Inovação social para trazer a floresta de volta
A restauração é fundamental mas, para alcançar uma mudança transformacional duradoura, é necessário ampliar a visão e tratá-la como um processo integrado dentro de sistemas socioecológicos mais amplos
Por Mariana Oliveira
Atender às necessidades sociais, estabelecer novas relações e formar colaborações são pontos-chave para criar soluções que promovam tanto a recuperação ambiental quanto o fortalecimento das comunidades locais. Tal processo está em curso na Amazônia, expandindo o acesso a recursos e oportunidades e impulsionando mudanças sistêmicas. Cabe aos diferentes setores integrar essas inovações, desenvolvendo abordagens que atendam a diversas necessidades de investimento e que ofereçam benefícios compartilhados.
A promoção de ações e incentivos para restauração de áreas degradadas não é tema novo para a sociedade. Existem relatos da utilização de diferentes abordagens e técnicas sendo utilizadas no Brasil que remontam ao início da colonização no país¹ e que demonstram a intencionalidade por parte do proprietário da terra, da comunidade ou mesmo do governo para que ela aconteça.
Na Amazônia, povos originários já desenvolviam técnicas para conservar e enriquecer a floresta para a produção de espécies alimentícias, aumento da disponibilidade de produtos madeireiros e não madeireiros para sua sobrevivência.

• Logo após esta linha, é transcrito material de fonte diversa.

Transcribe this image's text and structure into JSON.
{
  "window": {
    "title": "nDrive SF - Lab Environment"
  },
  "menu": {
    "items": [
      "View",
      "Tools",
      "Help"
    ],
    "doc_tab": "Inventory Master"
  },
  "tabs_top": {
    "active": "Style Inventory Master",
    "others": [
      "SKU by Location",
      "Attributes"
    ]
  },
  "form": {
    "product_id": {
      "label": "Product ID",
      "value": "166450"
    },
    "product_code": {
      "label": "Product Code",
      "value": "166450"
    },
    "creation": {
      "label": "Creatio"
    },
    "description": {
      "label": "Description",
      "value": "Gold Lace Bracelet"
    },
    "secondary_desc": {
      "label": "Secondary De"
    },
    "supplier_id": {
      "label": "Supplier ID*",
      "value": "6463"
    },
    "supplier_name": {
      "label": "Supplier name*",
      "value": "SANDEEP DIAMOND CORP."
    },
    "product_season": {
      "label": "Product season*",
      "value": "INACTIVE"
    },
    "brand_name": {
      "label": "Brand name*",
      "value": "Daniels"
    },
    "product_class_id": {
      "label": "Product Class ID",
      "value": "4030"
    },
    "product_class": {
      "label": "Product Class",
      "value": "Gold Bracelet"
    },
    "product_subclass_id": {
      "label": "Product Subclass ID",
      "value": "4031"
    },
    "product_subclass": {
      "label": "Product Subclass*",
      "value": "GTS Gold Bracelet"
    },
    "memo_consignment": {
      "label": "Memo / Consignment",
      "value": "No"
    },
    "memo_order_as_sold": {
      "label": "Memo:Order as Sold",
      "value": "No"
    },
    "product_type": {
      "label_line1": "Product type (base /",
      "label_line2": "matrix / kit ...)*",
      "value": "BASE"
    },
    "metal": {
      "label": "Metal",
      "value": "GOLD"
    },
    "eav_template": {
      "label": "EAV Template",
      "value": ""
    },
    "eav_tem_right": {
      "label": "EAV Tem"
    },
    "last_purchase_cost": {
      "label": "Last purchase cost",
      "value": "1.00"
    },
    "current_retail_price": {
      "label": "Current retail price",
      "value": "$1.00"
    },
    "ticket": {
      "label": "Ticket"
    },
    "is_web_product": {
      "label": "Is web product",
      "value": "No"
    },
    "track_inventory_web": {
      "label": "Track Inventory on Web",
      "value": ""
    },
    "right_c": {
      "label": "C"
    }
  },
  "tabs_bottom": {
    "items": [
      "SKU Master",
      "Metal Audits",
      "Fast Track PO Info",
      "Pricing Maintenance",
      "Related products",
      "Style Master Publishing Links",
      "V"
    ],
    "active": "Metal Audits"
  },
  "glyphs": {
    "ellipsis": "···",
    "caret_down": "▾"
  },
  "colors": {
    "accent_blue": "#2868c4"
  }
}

Nesse sentido, é importante reconhecer que as diferentes abordagens, técnicas, modelos e o desenvolvimento dessa agenda de uma forma mais estruturada passam por avanços tecnológicos e, dada sua importância, por uma compreensão das ciências sociais e ecológicas.

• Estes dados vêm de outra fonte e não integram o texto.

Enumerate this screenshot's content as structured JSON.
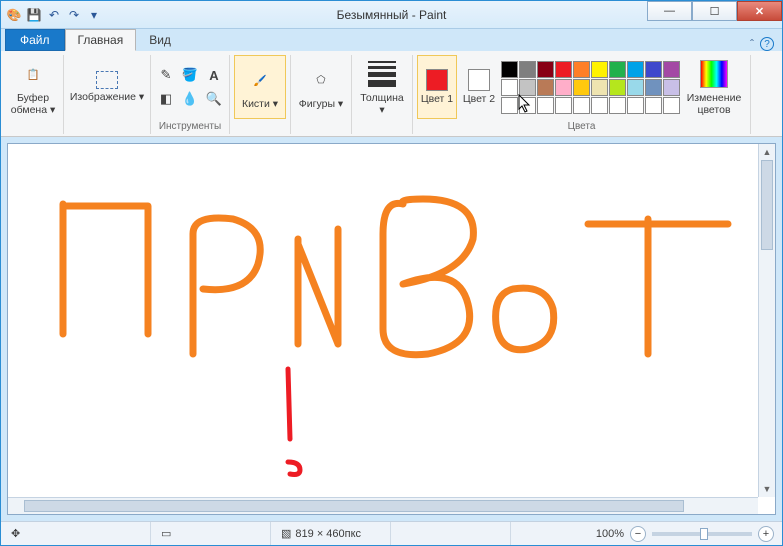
{
  "title": "Безымянный - Paint",
  "qat": {
    "save": "💾",
    "undo": "↶",
    "redo": "↷"
  },
  "tabs": {
    "file": "Файл",
    "home": "Главная",
    "view": "Вид"
  },
  "ribbon": {
    "clipboard": {
      "label": "Буфер обмена ▾",
      "group": ""
    },
    "image": {
      "label": "Изображение ▾"
    },
    "tools_group": "Инструменты",
    "brushes": {
      "label": "Кисти ▾"
    },
    "shapes": {
      "label": "Фигуры ▾"
    },
    "size": {
      "label": "Толщина ▾"
    },
    "color1": "Цвет 1",
    "color2": "Цвет 2",
    "colors_group": "Цвета",
    "editcolors": "Изменение цветов"
  },
  "palette_row1": [
    "#000000",
    "#7f7f7f",
    "#880015",
    "#ed1c24",
    "#ff7f27",
    "#fff200",
    "#22b14c",
    "#00a2e8",
    "#3f48cc",
    "#a349a4"
  ],
  "palette_row2": [
    "#ffffff",
    "#c3c3c3",
    "#b97a57",
    "#ffaec9",
    "#ffc90e",
    "#efe4b0",
    "#b5e61d",
    "#99d9ea",
    "#7092be",
    "#c8bfe7"
  ],
  "palette_row3": [
    "#ffffff",
    "#ffffff",
    "#ffffff",
    "#ffffff",
    "#ffffff",
    "#ffffff",
    "#ffffff",
    "#ffffff",
    "#ffffff",
    "#ffffff"
  ],
  "color1_value": "#ed1c24",
  "color2_value": "#ffffff",
  "status": {
    "dims": "819 × 460пкс",
    "zoom": "100%"
  }
}
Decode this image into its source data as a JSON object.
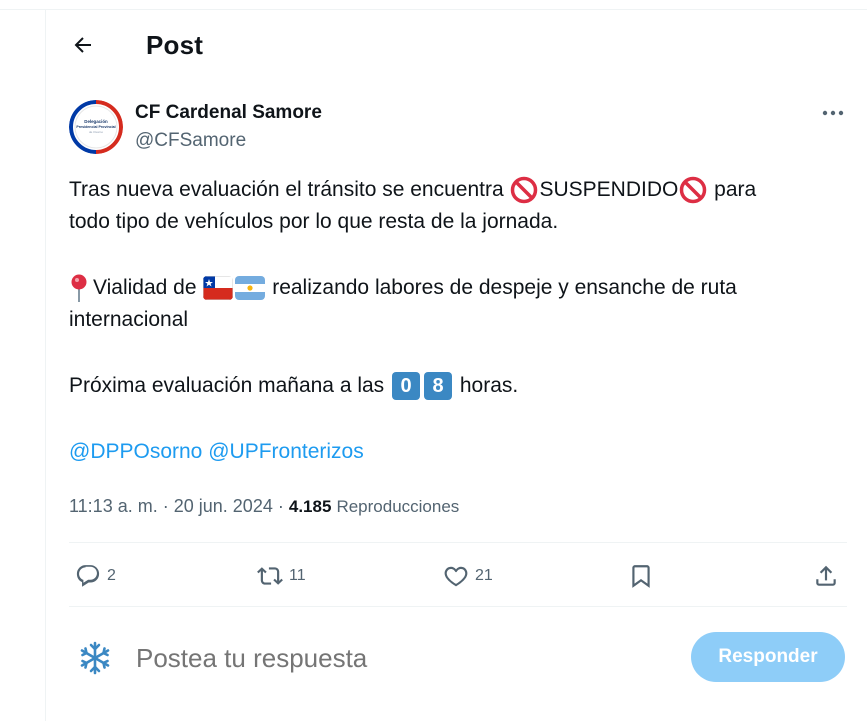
{
  "header": {
    "title": "Post"
  },
  "author": {
    "name": "CF Cardenal Samore",
    "handle": "@CFSamore",
    "avatar_text_line1": "Delegación",
    "avatar_text_line2": "Presidencial Provincial",
    "avatar_text_line3": "de Osorno"
  },
  "tweet": {
    "line1_a": "Tras nueva evaluación el tránsito se encuentra ",
    "line1_b": "SUSPENDIDO",
    "line1_c": " para",
    "line2": "todo tipo de vehículos por lo que resta de la jornada.",
    "line3_a": "Vialidad de ",
    "line3_b": " realizando labores de despeje y ensanche de ruta",
    "line4": "internacional",
    "line5_a": "Próxima evaluación mañana a las ",
    "keycap1": "0",
    "keycap2": "8",
    "line5_b": " horas.",
    "mention1": "@DPPOsorno",
    "mention2": "@UPFronterizos"
  },
  "meta": {
    "time": "11:13 a. m.",
    "separator": "·",
    "date": "20 jun. 2024",
    "views_count": "4.185",
    "views_label": "Reproducciones"
  },
  "actions": {
    "replies": "2",
    "reposts": "11",
    "likes": "21"
  },
  "reply_box": {
    "placeholder": "Postea tu respuesta",
    "button_label": "Responder"
  },
  "colors": {
    "accent": "#1d9bf0",
    "reply_button_disabled": "#8ecdf8",
    "secondary_text": "#536471",
    "keycap": "#3b88c3"
  }
}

O Brasil ocupa um papel de destaque em diversos acordos e compromissos globais das agendas climáticas e de conservação, e com metas de restauração já desenhadas, bem como planos para garantir avanços e assim alcançar os objetivos estabelecidos.² Além disso, o país apresenta, historicamente, sofisticadas políticas de conservação e relativo sucesso na redução das taxas de desmatamento na Amazônia no passado recente.³ Por outro lado, a Amazônia Legal e sua economia atual ainda é deficitária nas transações comerciais e excedente em emissões, com transações altamente intensivas em carbono.4 Evitar a perda de florestas é a prioridade absoluta. Porém ações que busquem ampliar e acelerar a restauração são necessárias. Seja sob a perspectiva das populações locais, como parte do reconheci mento de seus meios de vida e para a melhoria da produtividade das propriedades e geração de renda, seja sob a égide econômica, viabilizando mercado para diferentes cadeias produtivas e valorizando ativos ambientais do país. Ou ainda sob a ótica climática, na qual o país busca neutralidade de suas emissões, além do cumprimento da Lei de Proteção da Vegetação Nativa (LPVN) (Lei 12.651/2012). Ou seja, razões para restaurar não faltam. Mas e as motivações?
Na Amazônia, temos o exemplo do caso do estado do Pará, que instituiu a Política Estadual sobre Mudanças Climáticas (PEMC) (Lei 9048/2020), seguida do Plano Estadual Amazônia Agora (PEAA) e do Plano de Recuperação da Vegetação Nativa (PRVN–PA) para apoiar na mobilização de esforços para implementação da restauração em larga escala.5 Nele, considerando o processo de desenvolvimento, ficou demonstrado que uma das formas de motivar a agenda no estado é também aumentar a participação social na agenda de recuperação da vegetação nativa, garantindo a inclusão social, ampliando esforços de comunicação com foco em agricultores, população urbana, credores, líderes de opinião, tomadores de decisão e Povos Indígenas, Quilombolas e Comunidades Tradicionais (PI T s). Esse é também um espaço para impulsionar a inovação social.
As experiências da Aliança pela Restauração da Amazônia já demonstram que essa mobilização de esforços e a alavancagem de recursos para a restauração é essencial para promover avanços.6 O Brasil tem políticas públicas que obrigam e incentivam a restauração, além de compromissos e metas assumidos nacionalmente. Explorar suas conexões para motivar e sustentar estruturas de governança para implementação são dimensões sociais cruciais.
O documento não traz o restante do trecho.